Sous la menace du Hezbollah

Reste une ombre au tableau : Israël n’est pas parvenu à trouver un accord avec le Liban sur les limites de leurs zones économiques exclusives. En dépit des efforts de médiation américains, le Liban a fait marche arrière sur une proposition de compromis en réclamant 1.430 km2 en sus d’une zone de 860 km2 convenue, ce qui inclurait dans ses eaux territoriales une partie du gisement de Karish. Cela n’inquiète pas Shaul Tsemah, PDG de Energean, qui doit connecter Karish au réseau israélien de gaz cet été. « Nous avons reçu l’assurance que ce gisement était dans la ZEE d’Israël, dit-il. Le gaz est une bénédiction pour nous tous, c’est une source de coopération, pas de conflit.
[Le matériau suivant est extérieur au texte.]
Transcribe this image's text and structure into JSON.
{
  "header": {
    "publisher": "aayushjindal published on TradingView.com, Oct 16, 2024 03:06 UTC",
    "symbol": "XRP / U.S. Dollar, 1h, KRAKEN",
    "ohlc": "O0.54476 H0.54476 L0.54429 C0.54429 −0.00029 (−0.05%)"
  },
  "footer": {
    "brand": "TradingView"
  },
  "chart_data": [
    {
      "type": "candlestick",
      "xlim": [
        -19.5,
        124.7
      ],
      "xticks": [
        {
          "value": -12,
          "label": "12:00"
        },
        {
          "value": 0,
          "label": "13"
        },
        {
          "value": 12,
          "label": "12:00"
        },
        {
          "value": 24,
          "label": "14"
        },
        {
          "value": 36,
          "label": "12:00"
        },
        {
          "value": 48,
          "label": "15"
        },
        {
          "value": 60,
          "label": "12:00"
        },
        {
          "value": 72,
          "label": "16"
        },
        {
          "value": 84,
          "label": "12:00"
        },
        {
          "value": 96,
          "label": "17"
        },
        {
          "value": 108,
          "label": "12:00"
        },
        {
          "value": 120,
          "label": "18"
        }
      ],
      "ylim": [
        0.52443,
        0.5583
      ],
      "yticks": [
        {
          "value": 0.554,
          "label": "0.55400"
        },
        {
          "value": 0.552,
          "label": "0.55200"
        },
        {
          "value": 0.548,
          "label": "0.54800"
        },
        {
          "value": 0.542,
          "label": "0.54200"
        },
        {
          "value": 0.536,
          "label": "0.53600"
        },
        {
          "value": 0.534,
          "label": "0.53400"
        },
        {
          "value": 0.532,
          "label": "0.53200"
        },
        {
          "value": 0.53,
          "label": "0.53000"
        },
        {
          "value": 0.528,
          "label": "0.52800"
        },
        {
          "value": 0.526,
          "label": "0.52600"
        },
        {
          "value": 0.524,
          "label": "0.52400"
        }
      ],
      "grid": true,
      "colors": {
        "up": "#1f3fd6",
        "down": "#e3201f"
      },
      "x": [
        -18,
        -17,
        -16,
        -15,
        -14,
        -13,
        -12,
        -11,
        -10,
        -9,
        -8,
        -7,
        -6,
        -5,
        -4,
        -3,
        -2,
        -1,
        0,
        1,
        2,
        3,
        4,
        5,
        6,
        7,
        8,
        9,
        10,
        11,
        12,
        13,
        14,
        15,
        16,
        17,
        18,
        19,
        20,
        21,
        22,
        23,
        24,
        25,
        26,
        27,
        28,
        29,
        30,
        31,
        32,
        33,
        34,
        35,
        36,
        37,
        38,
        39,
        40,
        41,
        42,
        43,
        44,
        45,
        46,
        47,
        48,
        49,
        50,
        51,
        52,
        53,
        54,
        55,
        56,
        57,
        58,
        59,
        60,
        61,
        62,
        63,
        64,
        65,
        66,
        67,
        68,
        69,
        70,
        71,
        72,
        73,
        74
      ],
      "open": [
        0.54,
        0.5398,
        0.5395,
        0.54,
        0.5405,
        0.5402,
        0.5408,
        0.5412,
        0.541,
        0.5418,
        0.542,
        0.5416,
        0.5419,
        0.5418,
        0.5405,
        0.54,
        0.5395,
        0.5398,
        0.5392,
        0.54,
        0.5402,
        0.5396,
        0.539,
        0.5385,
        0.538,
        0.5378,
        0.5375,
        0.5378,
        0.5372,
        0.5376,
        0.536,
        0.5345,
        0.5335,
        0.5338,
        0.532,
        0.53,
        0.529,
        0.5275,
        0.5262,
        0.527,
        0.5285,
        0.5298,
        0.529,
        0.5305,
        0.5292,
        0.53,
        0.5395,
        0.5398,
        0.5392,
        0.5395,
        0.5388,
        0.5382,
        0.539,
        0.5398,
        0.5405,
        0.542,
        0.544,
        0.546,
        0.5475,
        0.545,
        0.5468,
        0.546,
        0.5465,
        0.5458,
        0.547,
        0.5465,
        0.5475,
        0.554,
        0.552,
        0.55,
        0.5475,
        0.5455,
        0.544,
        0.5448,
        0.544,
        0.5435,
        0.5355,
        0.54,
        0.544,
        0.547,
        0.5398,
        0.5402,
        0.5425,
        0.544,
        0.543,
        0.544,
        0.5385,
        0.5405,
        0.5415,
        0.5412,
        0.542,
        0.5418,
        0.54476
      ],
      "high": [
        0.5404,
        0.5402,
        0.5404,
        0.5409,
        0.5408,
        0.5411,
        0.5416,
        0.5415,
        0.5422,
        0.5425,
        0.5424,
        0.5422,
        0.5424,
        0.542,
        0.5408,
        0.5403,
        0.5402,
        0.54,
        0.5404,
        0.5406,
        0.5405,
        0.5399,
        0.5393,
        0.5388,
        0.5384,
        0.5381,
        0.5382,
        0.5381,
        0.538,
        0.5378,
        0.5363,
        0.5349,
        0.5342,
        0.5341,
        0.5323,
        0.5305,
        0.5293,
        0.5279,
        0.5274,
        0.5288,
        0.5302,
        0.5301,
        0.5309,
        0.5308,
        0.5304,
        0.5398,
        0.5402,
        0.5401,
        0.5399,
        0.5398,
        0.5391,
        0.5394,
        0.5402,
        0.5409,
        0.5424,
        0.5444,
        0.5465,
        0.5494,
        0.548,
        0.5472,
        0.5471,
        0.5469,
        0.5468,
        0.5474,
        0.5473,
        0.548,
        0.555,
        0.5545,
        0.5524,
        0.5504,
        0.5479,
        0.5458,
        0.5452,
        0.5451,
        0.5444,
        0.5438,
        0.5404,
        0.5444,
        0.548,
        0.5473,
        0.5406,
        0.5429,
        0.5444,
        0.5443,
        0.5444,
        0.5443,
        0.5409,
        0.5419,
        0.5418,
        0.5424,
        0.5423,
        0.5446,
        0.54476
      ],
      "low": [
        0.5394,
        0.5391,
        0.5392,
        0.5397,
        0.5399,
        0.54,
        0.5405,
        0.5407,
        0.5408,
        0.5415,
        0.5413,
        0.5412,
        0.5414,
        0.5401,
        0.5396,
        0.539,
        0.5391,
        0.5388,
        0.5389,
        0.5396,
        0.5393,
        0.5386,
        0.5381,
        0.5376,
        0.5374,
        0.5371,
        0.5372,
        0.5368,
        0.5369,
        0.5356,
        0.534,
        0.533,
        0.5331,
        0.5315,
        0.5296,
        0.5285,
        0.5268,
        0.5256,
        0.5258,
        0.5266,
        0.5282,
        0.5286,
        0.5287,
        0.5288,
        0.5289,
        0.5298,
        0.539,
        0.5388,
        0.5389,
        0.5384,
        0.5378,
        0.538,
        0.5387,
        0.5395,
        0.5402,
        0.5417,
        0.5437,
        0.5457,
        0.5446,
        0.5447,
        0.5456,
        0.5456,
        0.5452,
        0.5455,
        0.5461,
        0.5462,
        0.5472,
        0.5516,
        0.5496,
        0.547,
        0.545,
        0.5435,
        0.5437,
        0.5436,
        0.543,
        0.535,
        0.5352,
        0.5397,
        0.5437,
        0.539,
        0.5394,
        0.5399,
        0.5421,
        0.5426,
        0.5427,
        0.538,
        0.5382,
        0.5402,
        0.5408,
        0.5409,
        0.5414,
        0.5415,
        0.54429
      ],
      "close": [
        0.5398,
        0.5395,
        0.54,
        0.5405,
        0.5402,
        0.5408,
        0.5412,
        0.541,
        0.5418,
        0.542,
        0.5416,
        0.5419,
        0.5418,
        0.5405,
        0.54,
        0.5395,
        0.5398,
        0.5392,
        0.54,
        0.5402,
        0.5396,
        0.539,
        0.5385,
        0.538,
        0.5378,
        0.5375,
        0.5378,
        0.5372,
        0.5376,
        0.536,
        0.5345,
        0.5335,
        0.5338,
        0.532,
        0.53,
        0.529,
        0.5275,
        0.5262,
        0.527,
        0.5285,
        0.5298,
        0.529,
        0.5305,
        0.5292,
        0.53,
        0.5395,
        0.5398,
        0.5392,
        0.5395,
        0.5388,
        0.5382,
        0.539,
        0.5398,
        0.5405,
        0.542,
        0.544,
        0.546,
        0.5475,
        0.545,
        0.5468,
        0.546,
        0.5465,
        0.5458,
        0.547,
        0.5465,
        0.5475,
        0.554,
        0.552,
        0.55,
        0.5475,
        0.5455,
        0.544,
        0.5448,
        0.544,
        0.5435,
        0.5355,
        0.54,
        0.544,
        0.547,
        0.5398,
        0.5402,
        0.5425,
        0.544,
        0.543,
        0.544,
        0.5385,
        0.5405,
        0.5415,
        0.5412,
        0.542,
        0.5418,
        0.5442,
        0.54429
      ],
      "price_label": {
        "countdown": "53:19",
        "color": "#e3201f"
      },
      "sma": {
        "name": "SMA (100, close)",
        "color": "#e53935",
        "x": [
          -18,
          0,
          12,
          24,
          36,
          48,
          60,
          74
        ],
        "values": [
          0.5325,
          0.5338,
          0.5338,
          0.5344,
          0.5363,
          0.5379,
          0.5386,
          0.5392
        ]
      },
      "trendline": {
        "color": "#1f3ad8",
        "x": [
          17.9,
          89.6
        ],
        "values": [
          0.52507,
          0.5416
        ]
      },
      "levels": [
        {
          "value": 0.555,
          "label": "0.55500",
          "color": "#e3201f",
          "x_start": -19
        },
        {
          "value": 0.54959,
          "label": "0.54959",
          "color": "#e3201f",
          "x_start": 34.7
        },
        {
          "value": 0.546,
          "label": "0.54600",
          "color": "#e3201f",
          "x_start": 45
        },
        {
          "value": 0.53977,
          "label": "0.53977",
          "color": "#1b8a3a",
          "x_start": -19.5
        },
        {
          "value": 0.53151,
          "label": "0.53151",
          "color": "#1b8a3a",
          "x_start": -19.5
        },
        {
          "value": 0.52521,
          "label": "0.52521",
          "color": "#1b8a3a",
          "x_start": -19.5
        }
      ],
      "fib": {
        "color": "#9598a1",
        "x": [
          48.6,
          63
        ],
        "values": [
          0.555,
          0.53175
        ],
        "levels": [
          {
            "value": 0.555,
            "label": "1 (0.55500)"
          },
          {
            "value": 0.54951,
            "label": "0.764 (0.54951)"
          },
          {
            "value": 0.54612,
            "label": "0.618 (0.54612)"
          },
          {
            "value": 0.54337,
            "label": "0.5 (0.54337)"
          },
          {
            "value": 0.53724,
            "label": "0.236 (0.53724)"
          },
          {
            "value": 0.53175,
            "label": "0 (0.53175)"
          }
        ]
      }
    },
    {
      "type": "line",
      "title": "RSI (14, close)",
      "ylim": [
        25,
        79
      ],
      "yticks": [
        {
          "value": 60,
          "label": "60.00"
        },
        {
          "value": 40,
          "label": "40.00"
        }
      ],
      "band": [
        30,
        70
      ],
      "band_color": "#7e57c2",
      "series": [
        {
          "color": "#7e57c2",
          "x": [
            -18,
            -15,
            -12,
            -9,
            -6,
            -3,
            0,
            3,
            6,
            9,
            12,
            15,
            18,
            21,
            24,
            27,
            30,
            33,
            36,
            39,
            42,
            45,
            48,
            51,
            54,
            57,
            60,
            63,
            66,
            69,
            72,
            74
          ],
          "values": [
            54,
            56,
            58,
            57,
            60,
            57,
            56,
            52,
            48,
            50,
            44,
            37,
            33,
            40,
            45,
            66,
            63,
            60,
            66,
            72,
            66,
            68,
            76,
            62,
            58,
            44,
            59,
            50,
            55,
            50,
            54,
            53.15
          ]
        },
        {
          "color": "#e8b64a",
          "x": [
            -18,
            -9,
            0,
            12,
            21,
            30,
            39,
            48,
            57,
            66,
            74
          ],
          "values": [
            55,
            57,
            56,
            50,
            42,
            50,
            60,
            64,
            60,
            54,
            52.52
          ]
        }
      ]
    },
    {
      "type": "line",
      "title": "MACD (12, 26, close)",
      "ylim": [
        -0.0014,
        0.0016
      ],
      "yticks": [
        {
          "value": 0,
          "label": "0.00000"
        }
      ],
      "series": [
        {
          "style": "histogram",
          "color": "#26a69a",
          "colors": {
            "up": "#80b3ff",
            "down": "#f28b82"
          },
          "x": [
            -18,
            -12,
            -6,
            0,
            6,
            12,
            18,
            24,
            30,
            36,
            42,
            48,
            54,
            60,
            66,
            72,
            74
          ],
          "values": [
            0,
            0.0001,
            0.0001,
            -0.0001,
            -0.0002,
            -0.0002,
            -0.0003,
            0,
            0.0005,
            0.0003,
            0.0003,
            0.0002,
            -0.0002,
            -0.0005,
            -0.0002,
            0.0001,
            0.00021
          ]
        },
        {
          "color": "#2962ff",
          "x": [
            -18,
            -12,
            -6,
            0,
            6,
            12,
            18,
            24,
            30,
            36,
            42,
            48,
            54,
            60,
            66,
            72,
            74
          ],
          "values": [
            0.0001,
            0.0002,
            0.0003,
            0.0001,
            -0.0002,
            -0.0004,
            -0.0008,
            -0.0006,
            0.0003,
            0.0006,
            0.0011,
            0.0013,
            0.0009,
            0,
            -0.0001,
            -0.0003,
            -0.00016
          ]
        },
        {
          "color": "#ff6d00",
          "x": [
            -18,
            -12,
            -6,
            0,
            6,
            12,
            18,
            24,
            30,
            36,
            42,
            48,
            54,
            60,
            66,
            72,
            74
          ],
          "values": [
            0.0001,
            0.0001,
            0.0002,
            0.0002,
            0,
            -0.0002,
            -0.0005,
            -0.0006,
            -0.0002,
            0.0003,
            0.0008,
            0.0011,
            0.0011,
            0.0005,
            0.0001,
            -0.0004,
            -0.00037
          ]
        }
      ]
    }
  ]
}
Ce que nous voulons est qu’il soit utilisé pour stabiliser la région et le moyen d’y parvenir est de le développer. »

Malheureusement, à peine la première goutte de gaz avait-elle été extraite de Tamar que Hassan Nasrallah, secrétaire général du Hezbollah, menaçait d’envoyer des missiles détruire les installations offshore. « Le Liban est en banqueroute, possède des réserves de gaz sans doute équivalentes aux nôtres mais ne les exploite pas, un comportement stupide voir criminel », commente sèchement Oded Eran.

Le gaz a donc apporté une prospérité mais aussi obligé Israël à doubler le budget de sa marine ! Israël a commandé trois sous-marins et six nouvelles corvettes de guerre au chantier allemand TKMS. Et le pays a annoncé le développement d’un système intégré de lutte antimissile, le « C Dome », qui doit être en mer l’équivalent sur terre de son célèbre « Dôme de fer » . Avec sa toute nouvelle autonomie énergétique, Israël n’a jamais été aussi confiant dans son avenir. Elle a désormais les mains libres pour se consacrer à son ambition de devenir la première « start-up » nation. L’an dernier, son PIB a rattrapé celui des Emirats arabes unis. Avant même de vendre la moindre goutte de gaz à l’Union européenne.